MOLA DI BARI - I suoi primi due dischi sono stati prodotti da Pino Daniele, suo scopritore, dal quale il cantautore napoletano Joe Barbieri ha ereditato la capacità di mescolare la napoletanità con altri suoni e ritmi. Barbieri, infatti, ha saputo mettere la melodia dai tratti mediterranei al servizio del jazz, la world music e la musica brasiliana, mescolanza sonora che fanno di Barbieri l’espressione di un cantautorato colto e ispirato. Dopo la pubblicazione del suo sesto album di inediti Tratto da una storia vera risalente al 2021, a partire dal 19 sarà disponibile il nuovo album Vulío (desiderio), disco in cui omaggia la grande canzone napoletana dando una nuova veste a 16 classici e un inedito («Vulesse ‘O Cielo»). Il disco è realizzato in versione cameristica «per corde» in cui la voce e la chitarra di Barbieri si uniscono alle chitarre di Oscar Montalbano e Nico Di Battista. Prima dell’uscita dell’album, Barbieri inizierà il tour italiano che partirà, domenica 7 aprile alle 20.15, dal Teatro Van Westerhout di Mola di Bari, per un appuntamento speciale di Agìmus. Ospite della serata sarà il «nostro» Mario Rosini. Per la chiusura della prima fase del tour, il 17 maggio al Teatro Acacia di Napoli, sul palco anche Teresa De Sio, Enzo Gragnaniello, Raiz e lo scrittore Maurizio De Giovanni.
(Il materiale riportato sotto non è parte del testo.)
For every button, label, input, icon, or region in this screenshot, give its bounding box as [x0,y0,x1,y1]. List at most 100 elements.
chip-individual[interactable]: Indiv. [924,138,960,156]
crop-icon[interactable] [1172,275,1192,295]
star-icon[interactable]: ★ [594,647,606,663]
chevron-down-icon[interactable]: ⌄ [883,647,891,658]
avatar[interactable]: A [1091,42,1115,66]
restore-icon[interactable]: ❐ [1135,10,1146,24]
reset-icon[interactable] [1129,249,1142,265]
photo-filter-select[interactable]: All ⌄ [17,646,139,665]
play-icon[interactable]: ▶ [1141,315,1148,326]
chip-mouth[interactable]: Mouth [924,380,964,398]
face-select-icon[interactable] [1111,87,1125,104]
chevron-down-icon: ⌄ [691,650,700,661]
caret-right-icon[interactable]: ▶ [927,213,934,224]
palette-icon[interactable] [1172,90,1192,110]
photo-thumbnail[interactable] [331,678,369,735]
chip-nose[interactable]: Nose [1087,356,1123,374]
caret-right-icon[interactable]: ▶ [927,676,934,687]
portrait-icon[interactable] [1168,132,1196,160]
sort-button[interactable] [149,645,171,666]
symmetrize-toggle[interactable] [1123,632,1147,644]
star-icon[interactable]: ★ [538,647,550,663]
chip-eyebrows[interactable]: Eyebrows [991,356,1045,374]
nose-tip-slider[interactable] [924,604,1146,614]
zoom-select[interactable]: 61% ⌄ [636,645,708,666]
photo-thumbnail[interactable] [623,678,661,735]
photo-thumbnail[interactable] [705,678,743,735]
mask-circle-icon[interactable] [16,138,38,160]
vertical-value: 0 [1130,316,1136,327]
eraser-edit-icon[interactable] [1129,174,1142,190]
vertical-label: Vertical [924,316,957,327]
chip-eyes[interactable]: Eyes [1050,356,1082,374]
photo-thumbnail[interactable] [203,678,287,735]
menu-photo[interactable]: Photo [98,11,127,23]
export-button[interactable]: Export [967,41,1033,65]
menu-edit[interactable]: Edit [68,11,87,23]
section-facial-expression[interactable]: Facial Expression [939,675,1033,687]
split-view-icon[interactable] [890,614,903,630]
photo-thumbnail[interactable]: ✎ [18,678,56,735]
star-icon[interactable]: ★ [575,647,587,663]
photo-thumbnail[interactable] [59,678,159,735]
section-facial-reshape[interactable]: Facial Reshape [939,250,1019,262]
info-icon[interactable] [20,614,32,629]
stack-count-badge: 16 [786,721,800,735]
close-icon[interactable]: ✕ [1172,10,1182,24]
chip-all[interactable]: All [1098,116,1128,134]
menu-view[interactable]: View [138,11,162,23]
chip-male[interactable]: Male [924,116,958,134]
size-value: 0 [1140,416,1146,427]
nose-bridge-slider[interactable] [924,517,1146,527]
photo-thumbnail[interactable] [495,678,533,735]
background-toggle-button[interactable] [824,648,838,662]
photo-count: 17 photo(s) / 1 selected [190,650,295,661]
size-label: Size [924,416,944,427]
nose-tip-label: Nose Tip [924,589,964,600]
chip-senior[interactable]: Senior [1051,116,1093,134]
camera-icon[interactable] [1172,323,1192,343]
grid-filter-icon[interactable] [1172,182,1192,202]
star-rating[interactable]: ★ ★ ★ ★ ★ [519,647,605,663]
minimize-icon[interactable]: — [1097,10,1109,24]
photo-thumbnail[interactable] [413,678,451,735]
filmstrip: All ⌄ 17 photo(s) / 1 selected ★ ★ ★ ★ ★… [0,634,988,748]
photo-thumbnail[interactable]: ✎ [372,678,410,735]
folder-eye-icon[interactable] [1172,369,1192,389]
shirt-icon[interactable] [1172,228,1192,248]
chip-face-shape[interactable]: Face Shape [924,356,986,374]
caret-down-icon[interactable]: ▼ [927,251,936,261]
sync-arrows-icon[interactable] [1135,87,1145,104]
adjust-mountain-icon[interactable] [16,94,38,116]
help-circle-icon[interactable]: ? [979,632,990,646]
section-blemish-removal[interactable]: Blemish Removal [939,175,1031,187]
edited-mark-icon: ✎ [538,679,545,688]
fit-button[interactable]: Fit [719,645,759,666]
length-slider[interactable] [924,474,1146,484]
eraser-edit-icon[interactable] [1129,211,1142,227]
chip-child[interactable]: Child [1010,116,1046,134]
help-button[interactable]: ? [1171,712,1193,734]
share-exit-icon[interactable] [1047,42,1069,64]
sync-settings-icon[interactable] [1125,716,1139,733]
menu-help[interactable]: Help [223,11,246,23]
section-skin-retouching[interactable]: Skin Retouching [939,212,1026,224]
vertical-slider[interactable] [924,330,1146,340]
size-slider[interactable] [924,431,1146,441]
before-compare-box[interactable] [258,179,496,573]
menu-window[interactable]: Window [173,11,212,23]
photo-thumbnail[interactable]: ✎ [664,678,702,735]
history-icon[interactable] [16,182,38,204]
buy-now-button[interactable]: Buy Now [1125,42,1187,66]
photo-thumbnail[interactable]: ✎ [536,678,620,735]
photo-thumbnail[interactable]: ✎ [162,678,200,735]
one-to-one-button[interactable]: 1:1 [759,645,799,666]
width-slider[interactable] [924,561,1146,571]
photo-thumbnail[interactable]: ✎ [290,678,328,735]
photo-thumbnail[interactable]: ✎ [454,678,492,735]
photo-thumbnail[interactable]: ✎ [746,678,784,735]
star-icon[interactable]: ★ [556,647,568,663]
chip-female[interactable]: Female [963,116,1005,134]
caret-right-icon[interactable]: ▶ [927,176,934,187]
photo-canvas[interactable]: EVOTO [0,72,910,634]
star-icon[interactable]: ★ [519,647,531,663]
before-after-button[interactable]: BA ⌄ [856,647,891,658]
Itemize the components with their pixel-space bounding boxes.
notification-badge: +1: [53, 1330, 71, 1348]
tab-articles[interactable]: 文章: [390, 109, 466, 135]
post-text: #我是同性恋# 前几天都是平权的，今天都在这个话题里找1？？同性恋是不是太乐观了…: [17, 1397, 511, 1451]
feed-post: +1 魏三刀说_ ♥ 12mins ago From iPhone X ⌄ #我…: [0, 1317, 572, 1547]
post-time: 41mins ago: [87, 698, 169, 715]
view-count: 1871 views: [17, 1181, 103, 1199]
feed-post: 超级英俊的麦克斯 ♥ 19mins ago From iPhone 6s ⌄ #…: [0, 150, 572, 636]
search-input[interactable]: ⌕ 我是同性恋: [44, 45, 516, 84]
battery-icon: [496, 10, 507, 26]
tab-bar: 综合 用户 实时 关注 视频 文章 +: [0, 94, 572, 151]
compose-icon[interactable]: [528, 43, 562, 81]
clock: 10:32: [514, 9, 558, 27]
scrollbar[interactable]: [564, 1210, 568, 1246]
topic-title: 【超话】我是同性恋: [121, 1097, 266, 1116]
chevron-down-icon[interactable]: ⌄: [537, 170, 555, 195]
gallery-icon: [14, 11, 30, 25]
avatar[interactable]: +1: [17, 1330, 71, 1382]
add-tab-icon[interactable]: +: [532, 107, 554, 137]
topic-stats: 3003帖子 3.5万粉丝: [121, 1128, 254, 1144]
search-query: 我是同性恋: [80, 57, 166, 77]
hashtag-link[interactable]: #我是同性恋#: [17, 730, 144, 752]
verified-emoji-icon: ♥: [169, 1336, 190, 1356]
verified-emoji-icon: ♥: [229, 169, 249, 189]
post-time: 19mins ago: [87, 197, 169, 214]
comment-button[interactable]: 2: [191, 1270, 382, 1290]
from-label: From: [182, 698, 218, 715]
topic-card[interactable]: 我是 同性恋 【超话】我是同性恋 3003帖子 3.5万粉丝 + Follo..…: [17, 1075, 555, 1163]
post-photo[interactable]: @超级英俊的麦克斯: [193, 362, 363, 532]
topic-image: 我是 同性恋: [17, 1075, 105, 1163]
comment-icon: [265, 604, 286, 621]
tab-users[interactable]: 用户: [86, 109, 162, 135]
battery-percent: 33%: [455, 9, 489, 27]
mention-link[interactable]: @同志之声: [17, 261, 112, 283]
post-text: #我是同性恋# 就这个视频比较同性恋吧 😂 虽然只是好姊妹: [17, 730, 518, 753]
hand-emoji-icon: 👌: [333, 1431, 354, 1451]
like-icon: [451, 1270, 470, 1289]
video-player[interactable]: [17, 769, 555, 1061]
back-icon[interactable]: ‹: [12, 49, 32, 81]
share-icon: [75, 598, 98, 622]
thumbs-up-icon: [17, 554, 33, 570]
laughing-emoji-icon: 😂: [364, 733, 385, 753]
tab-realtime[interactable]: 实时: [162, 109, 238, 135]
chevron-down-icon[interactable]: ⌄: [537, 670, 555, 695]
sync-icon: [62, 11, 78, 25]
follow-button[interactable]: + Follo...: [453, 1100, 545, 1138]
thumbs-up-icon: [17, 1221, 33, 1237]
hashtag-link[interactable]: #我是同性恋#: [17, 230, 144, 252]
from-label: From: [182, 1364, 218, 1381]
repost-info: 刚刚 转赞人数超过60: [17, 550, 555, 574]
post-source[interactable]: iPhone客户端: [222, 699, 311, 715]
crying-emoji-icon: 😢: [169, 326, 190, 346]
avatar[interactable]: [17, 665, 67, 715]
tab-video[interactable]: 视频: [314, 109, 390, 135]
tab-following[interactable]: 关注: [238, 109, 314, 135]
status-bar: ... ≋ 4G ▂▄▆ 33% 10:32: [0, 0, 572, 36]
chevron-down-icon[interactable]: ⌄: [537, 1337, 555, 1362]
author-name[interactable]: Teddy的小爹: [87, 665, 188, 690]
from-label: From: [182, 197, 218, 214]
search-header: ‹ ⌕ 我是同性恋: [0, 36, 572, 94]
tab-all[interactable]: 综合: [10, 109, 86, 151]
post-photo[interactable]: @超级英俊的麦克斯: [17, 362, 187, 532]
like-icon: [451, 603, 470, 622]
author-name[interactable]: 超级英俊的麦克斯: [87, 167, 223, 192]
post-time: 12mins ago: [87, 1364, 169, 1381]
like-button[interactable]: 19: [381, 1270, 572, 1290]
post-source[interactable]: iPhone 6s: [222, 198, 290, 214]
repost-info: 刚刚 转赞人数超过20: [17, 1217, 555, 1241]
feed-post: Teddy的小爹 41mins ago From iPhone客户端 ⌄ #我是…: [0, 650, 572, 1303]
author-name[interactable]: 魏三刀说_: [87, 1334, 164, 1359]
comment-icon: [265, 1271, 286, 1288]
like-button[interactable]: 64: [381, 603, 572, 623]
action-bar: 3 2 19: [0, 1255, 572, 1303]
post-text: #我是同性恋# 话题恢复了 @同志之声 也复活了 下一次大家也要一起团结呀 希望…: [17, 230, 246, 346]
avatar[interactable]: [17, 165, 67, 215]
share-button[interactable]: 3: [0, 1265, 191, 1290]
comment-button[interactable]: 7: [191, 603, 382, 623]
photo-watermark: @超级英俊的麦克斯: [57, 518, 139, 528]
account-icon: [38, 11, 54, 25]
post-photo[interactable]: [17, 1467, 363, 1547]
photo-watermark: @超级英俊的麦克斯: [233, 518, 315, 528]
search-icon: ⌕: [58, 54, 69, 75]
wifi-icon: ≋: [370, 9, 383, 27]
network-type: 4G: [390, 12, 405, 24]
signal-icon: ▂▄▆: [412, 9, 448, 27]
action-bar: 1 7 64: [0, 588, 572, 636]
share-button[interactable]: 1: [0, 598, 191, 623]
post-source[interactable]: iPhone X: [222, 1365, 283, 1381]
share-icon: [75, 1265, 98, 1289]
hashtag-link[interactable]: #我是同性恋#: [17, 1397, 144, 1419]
Barbieri, da dove nasce questo desiderio, «Vulío» appunto, di cimentarsi con la tradizione napoletana?
«Quando sei napoletano, convivi con queste meraviglie da quando sei nato: è una convivenza naturale, come un familiare. Ho atteso prima di realizzare un disco con i classici, perché mi sembrava di toccare l’intoccabile. A certo punto però, ho avuto la percezione di avere a che fare di qualcosa di talmente familiare che mi ha fatto allentare la distanza. Così ho realizzato il disco che è come la carezza sul volto di una persona che ti ha fatto sempre compagnia».
L’idea di riproporre i classici in chiave cameristica per corde com’è nata?
«Com’è noto questa dimensione non è distante, in particolare queste canzoni le ho sempre suonate per me, chitarra e voce. Quindi, il cuore delle composizioni sopravvive a qualsiasi sovrastruttura. In realtà meno ci aggiungi e più la struttura armonica, lo sviluppo melodico e il testo fioriscono. Poi, la compagnia di due giganti delle sei corde non hanno fatto altro che incorporare questa percezione».
Com’è avvenuta la scelta dei brani?
«Fare una scelta di 16 brani della canzone napoletana è impossibile. In questo disco, ad esempio, sono rimasti fuori compositori come Raffaele Viviani e Renato Carosone, è impossibile far rientrare secoli di storia della canzone napoletana. Tra l’altro, con un repertorio tentacolare che si snoda in mille rivoli e che ancora oggi cambia si rinnova con nuovi interpreti. Ho fatto la scelta di puro istinto senza filologia, mi sono spinto fino a una dozzina di anni fa a un brano di Enzo Avitabile, consapevole di lasciare fuori un mondo di meraviglie».